MTMC addresses the challenge of automating high-performance GPU kernel generation by decoupling optimization strategy from low-level implementation. It introduces Macro Thinking, a reinforcement-learning-guided policy that proposes semantic optimizations, and Micro Coding, which incrementally implements these optimizations with general-purpose LLMs. Evaluations on KernelBench and TritonBench show MTMC achieving near-perfect correctness at easier levels and substantial speedups over both general-purpose LLMs and expert-optimized kernels, with robust cross-hardware generalization. This hierarchical framework suggests a scalable path toward portable, automatic kernel generation across diverse GPU architectures.

Abstract

Developing high-performance GPU kernels is critical for AI and scientific computing, but remains challenging due to its reliance on expert crafting and poor portability. While LLMs offer promise for automation, both general-purpose and finetuned LLMs suffer from two fundamental and conflicting limitations: correctness and efficiency. The key reason is that existing LLM-based approaches directly generate the entire optimized low-level programs, requiring exploration of an extremely vast space encompassing both optimization policies and implementation codes. To address the challenge of exploring an intractable space, we propose Macro Thinking Micro Coding (MTMC), a hierarchical framework inspired by the staged optimization strategy of human experts. It decouples optimization strategy from implementation details, ensuring efficiency through high-level strategy and correctness through low-level implementation. Specifically, Macro Thinking employs reinforcement learning to guide lightweight LLMs in efficiently exploring and learning semantic optimization strategies that maximize hardware utilization. Micro Coding leverages general-purpose LLMs to incrementally implement the stepwise optimization proposals from Macro Thinking, avoiding full-kernel generation errors. Together, they effectively navigate the vast optimization space and intricate implementation details, enabling LLMs for high-performance GPU kernel generation.
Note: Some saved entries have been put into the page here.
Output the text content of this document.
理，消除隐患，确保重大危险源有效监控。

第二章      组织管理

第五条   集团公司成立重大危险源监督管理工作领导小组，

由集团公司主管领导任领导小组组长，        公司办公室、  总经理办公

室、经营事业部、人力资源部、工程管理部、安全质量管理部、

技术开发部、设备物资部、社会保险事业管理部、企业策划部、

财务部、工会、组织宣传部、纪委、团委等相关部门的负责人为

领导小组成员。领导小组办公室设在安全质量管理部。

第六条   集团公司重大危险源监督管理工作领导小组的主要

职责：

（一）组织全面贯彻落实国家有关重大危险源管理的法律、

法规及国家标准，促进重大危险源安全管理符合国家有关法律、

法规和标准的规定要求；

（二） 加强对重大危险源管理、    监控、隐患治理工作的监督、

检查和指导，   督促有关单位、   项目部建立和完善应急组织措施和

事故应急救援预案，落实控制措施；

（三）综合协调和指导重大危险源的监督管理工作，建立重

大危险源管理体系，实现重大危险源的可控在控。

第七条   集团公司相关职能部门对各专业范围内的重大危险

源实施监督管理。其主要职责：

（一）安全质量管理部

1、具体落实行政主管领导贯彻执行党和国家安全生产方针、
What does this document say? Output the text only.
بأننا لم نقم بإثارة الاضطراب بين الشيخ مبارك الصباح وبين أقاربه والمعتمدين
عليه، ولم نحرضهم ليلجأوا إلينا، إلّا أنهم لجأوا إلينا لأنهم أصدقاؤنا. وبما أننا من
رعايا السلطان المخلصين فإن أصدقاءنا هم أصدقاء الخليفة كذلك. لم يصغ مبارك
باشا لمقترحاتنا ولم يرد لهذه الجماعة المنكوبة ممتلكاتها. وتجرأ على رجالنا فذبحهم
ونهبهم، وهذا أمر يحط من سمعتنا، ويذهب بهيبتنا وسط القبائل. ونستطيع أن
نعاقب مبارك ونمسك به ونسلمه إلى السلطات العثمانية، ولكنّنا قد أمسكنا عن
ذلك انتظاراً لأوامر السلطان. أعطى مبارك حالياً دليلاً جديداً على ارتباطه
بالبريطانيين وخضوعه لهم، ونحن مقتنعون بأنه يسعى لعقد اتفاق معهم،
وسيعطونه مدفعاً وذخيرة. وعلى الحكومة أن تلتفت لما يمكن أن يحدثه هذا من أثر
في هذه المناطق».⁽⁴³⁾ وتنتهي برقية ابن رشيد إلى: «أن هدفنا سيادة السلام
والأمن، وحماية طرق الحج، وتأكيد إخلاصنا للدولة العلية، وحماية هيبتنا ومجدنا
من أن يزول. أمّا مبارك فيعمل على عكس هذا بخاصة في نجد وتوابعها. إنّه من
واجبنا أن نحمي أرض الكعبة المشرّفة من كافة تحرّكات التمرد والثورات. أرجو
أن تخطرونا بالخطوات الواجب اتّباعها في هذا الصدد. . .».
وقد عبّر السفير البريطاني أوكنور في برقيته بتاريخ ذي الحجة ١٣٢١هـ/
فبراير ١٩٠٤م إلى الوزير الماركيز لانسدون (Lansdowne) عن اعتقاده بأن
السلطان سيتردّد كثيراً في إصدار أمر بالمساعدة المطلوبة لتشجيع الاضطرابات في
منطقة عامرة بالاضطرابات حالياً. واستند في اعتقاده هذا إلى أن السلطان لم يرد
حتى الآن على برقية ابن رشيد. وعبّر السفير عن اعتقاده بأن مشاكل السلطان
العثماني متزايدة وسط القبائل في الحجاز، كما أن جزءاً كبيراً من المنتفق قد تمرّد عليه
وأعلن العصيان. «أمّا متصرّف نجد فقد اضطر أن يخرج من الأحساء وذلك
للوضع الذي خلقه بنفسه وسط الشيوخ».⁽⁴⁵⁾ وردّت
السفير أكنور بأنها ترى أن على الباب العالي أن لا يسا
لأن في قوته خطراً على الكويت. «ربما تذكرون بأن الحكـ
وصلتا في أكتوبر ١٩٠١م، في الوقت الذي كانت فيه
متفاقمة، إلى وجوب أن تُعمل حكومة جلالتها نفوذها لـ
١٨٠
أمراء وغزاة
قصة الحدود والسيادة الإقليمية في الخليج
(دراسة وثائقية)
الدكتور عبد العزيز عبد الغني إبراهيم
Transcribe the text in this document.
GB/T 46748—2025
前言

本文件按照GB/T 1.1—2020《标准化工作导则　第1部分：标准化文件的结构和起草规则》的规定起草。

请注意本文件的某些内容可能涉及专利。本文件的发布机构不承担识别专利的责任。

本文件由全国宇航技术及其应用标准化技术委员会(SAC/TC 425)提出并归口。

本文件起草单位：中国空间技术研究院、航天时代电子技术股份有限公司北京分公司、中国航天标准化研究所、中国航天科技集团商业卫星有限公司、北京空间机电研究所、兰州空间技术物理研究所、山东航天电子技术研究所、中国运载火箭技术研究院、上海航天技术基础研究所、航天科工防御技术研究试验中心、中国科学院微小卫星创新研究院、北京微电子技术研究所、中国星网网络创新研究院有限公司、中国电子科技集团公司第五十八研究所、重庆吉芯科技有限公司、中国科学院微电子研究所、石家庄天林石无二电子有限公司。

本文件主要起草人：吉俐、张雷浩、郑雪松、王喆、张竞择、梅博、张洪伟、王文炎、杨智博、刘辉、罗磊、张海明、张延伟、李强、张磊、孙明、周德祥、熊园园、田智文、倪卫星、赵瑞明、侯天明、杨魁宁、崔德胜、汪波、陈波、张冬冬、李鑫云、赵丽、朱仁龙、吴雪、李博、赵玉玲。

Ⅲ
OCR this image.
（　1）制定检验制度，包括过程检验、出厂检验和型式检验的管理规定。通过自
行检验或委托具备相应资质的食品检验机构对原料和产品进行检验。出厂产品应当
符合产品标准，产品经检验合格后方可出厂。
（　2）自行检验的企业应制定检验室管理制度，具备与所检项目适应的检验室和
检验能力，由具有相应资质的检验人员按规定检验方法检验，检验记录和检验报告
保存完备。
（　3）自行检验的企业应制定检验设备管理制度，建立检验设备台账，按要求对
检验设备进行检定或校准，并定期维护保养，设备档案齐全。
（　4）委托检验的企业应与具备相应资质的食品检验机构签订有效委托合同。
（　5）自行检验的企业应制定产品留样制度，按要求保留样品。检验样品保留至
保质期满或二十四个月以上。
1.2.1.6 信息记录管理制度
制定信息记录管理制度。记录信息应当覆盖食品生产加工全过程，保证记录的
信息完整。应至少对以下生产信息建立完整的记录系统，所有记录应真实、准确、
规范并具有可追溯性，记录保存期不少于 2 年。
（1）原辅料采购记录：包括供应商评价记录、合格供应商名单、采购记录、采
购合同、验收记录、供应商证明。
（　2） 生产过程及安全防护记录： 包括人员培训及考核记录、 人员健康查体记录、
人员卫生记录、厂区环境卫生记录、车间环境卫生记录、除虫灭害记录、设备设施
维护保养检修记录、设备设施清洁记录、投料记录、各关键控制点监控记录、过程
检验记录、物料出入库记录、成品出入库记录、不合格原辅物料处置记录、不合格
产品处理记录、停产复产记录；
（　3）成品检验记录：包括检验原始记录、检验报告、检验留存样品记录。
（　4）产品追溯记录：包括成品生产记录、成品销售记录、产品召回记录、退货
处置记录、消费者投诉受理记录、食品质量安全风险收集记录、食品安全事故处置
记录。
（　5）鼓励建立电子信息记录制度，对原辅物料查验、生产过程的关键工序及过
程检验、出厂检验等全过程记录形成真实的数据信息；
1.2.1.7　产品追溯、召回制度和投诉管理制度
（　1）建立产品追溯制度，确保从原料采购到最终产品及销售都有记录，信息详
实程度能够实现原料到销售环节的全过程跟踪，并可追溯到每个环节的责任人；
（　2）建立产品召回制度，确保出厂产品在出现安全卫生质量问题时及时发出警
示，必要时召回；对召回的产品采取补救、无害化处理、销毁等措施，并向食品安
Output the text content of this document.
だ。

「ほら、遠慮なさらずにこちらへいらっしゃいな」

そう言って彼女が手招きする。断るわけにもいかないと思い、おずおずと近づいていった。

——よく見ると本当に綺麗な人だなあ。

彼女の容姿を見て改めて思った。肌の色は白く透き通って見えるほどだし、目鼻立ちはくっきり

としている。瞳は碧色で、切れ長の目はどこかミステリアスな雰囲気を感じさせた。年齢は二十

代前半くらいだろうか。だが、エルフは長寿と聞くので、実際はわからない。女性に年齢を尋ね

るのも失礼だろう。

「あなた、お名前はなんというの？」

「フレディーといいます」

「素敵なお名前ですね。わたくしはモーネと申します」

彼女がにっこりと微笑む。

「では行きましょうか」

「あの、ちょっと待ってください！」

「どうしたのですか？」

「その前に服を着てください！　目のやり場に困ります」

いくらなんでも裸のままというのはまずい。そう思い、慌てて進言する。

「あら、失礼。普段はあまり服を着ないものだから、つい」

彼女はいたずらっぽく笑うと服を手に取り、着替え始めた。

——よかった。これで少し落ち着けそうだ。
Comprehensive results on widely adopted benchmarks demonstrate the superior performance of MTMC on GPU kernel generation in both accuracy and running time. On KernelBench, MTMC achieves near 100% and 70% accuracy at Levels 1-2 and 3, over 50% than SOTA general-purpose and domain-finetuned LLMs, with up to 7.3x speedup over LLMs, and 2.2x over expert-optimized PyTorch Eager kernels. On the more challenging TritonBench, MTMC attains up to 59.64% accuracy and 34x speedup.

Paper Structure

This paper contains 16 sections, 4 equations, 2 figures, 7 tables.

Figures (2)

  • Figure 1: Comparison of GPU kernel generation paradigms.
  • Figure 2: MTMC overview. The framework takes unoptimized PyTorch code as input and generates high-performance GPU kernels with hierarchical process: Macro Thinking generates semantic optimization actions, while Micro Coding implements them step-by-step. The optimization policy based on lightweight LLMs is trained with RL on compact human-crafted dataset.